Alla Triennale "l'abbraccio" fra Le Fablier e Gaetano Pesce

Dal 14 al 19 aprile - dalle 10.30 alle 22.00<BR> Salone d'Onore - Triennale <BR> Viale Alemagna 6, Milano

Poco più di un anno fa, nel marzo 2009, all'ufficio di Gaetano Pesce a New York, arrivava una e-mail quanto mai attraente e lungimirante, era di Michela Barona, amministratore unico di Le Fablier www.lefablier.com. In sintesi si trattava di una proposta di collaborazione tra la sua azienda, leader nel mondo del mobile classico e Gaetano Pesce, progettista conosciuto per il suo spirito innovatore. Per Michela Barona l'idea riguardava la realizzazione di una collezione di mobili lontana dall'accademismo rigido del minimalismo (ormai ai suoi epigoni) e che potesse idealmente ricordare il "calore delle carezze" e la "sensualità dell'abbraccio". A questa inconsueta, ma originalissima e stimolante proposta, Gaetano rispose, come è ovvio, con curiosità e interesse. Così fu l'inizio della collezione "L'Abbraccio", presentata nel Salone d'Onore della Triennale. Questa serie di mobili è composta da sei tipologie: un tavolo, una sedia, una consolle, una credenza, una libreria ed un armadio. Questi "pezzi" sono realizzati con processi che, pur prodotti in serie, danno origine ad esemplari unici, con dei materiali che vanno dalle resine epossidiche, a quelle poliuretaniche, alle schiume rigide e al legno. I primi tre sono i protagonisti del linguaggio materico di Gaetano Pesce e il quarto è uno dei fautori principali del successo e della fama di Le Fablier. L'Abbraccio evoca l'incontro tra il classico e il contemporaneo e celebra il "mescolamento" caratteristico del nostro tempo, dove i fatti, gli eventi, i pensieri, i comportamenti, le azioni, non corrispondono più a segni di "coerenza", "monoliticità", "ripetizione", "rigidità", "linearità", "standardizzazione", "mascolinità".

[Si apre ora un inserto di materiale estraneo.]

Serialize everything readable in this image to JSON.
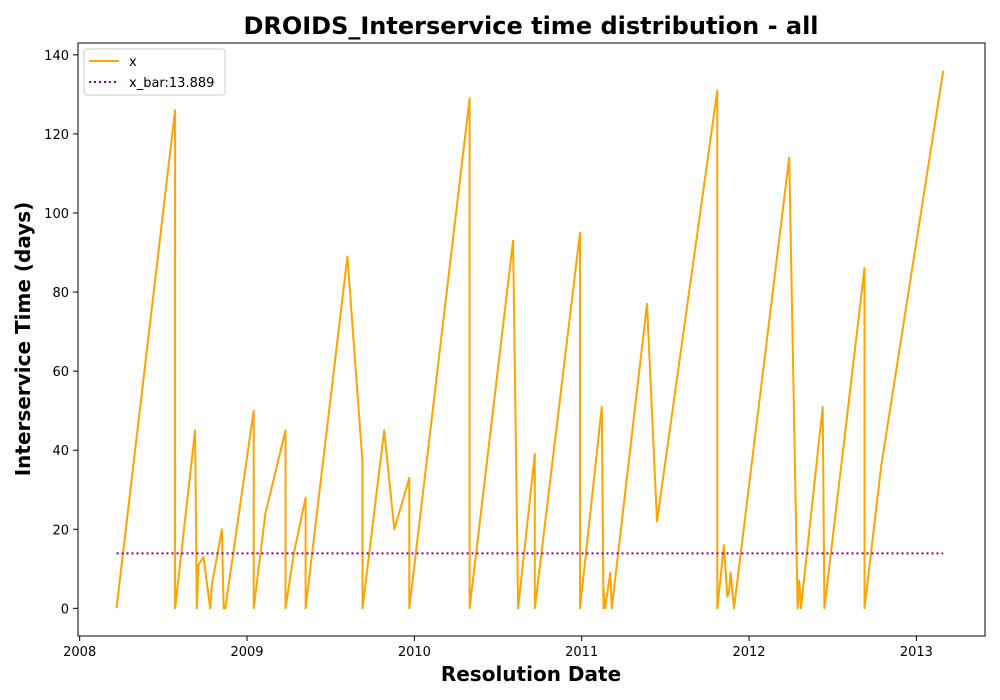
{
  "chart_data": {
    "type": "line",
    "title": "DROIDS_Interservice time distribution - all",
    "xlabel": "Resolution Date",
    "ylabel": "Interservice Time (days)",
    "xlim": [
      2007.99,
      2013.41
    ],
    "ylim": [
      -7,
      143
    ],
    "xticks": [
      2008,
      2009,
      2010,
      2011,
      2012,
      2013
    ],
    "xtick_labels": [
      "2008",
      "2009",
      "2010",
      "2011",
      "2012",
      "2013"
    ],
    "yticks": [
      0,
      20,
      40,
      60,
      80,
      100,
      120,
      140
    ],
    "ytick_labels": [
      "0",
      "20",
      "40",
      "60",
      "80",
      "100",
      "120",
      "140"
    ],
    "legend_position": "top-left",
    "colors": {
      "x": "#ffa500",
      "x_bar": "#800080"
    },
    "series": [
      {
        "name": "x",
        "style": "solid",
        "x": [
          2008.22,
          2008.57,
          2008.57,
          2008.69,
          2008.7,
          2008.71,
          2008.74,
          2008.78,
          2008.79,
          2008.85,
          2008.86,
          2008.87,
          2009.04,
          2009.04,
          2009.11,
          2009.23,
          2009.23,
          2009.28,
          2009.35,
          2009.35,
          2009.6,
          2009.69,
          2009.69,
          2009.82,
          2009.88,
          2009.97,
          2009.97,
          2010.33,
          2010.33,
          2010.59,
          2010.62,
          2010.72,
          2010.72,
          2010.99,
          2010.99,
          2011.12,
          2011.13,
          2011.13,
          2011.14,
          2011.17,
          2011.18,
          2011.39,
          2011.45,
          2011.81,
          2011.81,
          2011.85,
          2011.87,
          2011.88,
          2011.89,
          2011.91,
          2012.24,
          2012.29,
          2012.3,
          2012.31,
          2012.44,
          2012.45,
          2012.69,
          2012.69,
          2012.79,
          2013.16
        ],
        "y": [
          0,
          126,
          0,
          45,
          0,
          11,
          13,
          0,
          6,
          20,
          0,
          0,
          50,
          0,
          24,
          45,
          0,
          14,
          28,
          0,
          89,
          37,
          0,
          45,
          20,
          33,
          0,
          129,
          0,
          93,
          0,
          39,
          0,
          95,
          0,
          51,
          0,
          5,
          0,
          9,
          0,
          77,
          22,
          131,
          0,
          16,
          3,
          4,
          9,
          0,
          114,
          0,
          7,
          0,
          51,
          0,
          86,
          0,
          36,
          136
        ]
      },
      {
        "name": "x_bar:13.889",
        "style": "dotted",
        "x": [
          2008.22,
          2013.16
        ],
        "y": [
          13.889,
          13.889
        ]
      }
    ]
  }
}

Invece "pluridisciplinarietà", "sorpresa", "coesistenza", "elasticità", "aleatorietà'', "liquidità", "femminilità", ..., ne sono gli attuali segni. Infatti l'innovazione sottintende un radicale cambiamento di valori che siano all'altezza di rappresentare la complessità dei nostri giorni. A voi giudicare, ma a Le Fablier ed a Michela Barona va riconosciuto il merito di voler sperimentare, di promuovere il dialogo tra identità "raggiunta" e quella a venire, di esplorare, provare, scommettere in un futuro fatto di valori non ripetuti, aleatori e "unici" come sono gli esemplari di questa collezione che parla di incontri, di scoperte, di colore e di affetti. In un tempo temporalesco come l'attuale, Le Fablier esprime fiducia e ottimismo che, molto probabilmente, segnano nuove strade e aprono al Design dei nuovi orizzonti.